New or used? Tips for cutting corners on spending
Jul 20, 2012, 8:49 a.m.
When cutting corners on spending, it is easy to compare the quality and condition between used and new books. While the used book typically has dog-eared pages and perhaps a few underlined sentences, it remains perfectly readable. At the worst expense, the used book comes up missing a few pages at the end of the story and the frustrated buyer gains a small number of gray hairs to go along with the wasted purchase price.
On the other hand, when it comes to car new vs used, the possibilities of accumulated frustrations far exceed the connection between a story with a missing ending, hair color displacement and a few dollars cast to the wind. Making mistakes when buying a car new vs used can amount to high dollar losses, accumulated repair costs and time factors that can even result in the loss of employment.
Here are some tips to help you cut corners on spending without suffering the losses that can accompany thrifty buying.
Used items that can result in buyer disaster
Tires -- used or recap. The used ones tend to develop bubbles, broken belts and bumpy wear patterns. The recaps often end up spread across I-85. Avoid the frustrations; buy new tires.

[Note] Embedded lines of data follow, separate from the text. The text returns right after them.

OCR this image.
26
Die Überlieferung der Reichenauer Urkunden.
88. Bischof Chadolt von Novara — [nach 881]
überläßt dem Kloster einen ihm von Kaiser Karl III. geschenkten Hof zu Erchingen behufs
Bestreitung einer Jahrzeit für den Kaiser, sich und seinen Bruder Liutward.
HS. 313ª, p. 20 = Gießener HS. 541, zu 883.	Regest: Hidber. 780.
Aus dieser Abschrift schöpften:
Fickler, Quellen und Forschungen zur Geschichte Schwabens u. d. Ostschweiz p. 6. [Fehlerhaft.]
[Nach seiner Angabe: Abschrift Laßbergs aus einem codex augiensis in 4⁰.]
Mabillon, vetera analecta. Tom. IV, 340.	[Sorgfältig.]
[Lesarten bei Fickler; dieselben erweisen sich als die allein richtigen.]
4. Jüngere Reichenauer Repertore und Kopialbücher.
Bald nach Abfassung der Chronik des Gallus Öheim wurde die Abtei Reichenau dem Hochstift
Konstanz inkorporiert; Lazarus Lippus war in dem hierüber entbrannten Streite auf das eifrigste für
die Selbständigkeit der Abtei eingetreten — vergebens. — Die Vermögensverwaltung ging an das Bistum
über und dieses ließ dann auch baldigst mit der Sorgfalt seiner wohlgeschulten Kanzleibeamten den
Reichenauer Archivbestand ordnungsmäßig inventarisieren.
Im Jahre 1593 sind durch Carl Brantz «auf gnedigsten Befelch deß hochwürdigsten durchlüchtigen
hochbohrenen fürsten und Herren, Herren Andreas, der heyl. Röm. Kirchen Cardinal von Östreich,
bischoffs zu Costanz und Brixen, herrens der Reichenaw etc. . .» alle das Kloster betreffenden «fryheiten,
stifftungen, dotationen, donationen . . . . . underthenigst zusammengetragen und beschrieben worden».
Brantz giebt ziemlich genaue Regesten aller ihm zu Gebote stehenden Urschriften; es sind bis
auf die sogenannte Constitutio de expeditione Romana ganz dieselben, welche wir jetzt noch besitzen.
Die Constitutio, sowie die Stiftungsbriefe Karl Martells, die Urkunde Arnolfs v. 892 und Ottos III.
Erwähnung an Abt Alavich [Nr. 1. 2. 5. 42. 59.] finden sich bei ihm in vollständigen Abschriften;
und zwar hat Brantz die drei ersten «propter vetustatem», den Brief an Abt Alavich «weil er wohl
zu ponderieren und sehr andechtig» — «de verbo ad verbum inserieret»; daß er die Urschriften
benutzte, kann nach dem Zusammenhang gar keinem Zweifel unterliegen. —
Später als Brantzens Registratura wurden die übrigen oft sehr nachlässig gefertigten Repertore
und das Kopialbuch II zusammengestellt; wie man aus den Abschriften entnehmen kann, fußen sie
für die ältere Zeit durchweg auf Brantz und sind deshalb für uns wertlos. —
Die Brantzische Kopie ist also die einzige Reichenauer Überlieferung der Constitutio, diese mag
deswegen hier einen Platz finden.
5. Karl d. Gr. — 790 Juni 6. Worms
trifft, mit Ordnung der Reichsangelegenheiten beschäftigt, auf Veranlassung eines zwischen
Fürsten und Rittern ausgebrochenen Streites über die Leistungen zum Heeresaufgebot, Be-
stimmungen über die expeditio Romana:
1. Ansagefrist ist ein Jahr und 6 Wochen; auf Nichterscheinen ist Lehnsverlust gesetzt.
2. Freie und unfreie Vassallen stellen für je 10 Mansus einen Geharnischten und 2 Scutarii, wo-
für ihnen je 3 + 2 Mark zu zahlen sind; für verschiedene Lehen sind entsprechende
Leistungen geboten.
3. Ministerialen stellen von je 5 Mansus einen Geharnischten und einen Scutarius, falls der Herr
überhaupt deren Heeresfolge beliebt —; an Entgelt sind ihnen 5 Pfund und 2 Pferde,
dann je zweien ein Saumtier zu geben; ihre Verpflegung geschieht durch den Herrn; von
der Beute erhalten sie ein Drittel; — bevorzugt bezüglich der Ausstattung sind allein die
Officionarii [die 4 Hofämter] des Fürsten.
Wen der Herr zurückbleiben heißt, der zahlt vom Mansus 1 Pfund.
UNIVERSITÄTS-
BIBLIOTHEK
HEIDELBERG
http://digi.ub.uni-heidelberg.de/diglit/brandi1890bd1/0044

Low end power tools. Unless in the original box, unopened and unused, a skill saw that sold for $39.00 new won't last long as a dependable used item. Think likewise concerning weed eaters, electric trimmers and other cheap equipment.
Low-end lawn equipment. Don't expect a used 20-hp Sears Craftsman to provide years of service. Consumer-focused garden equipment is built cheap, designed for light-weight tasks and typically worked to death before it ever reaches the used market.
Out dated vehicles. Never buy a used car without keeping in mind a clear definition of car new vs used. Out dated vehicles are for collectors. To avoid extended repair costs, keep your concept of a used car very near to the definition of new.
Used items that typically result in buyer satisfaction
High-end power tools. Seek out commercial grade products. Designed for heavy-duty tasks, high-end power tools are often worth the price of servicing and repairing.
Commercial lawn and garden equipment. From mowers to tillers, you get what you pay for. These machines are crafted from heavy gauge metals, designed to run for years and worth the costs of maintenance.
Used books. Hey. Just make sure the pages aren't missing.
Late model cars and trucks. Low mileage is no guarantee of dependability. Selecting a car new vs used requires an investment in time and funds. Take the vehicle to your local mechanic. Spend $75.00 for an electronics checkup. Check the brakes, the condition of the oil and the various suspension components. Also get it looked at by a professional transmission specialist.
Saving dollars on used items, equipment or vehicles involves much more than merely finding the cheapest product available. Learn what to avoid. Price the new before seeking the used. Spend what it takes to ensure a dependable product.
Above all: Know what you want, what it is worth on the used market and how to spot scams.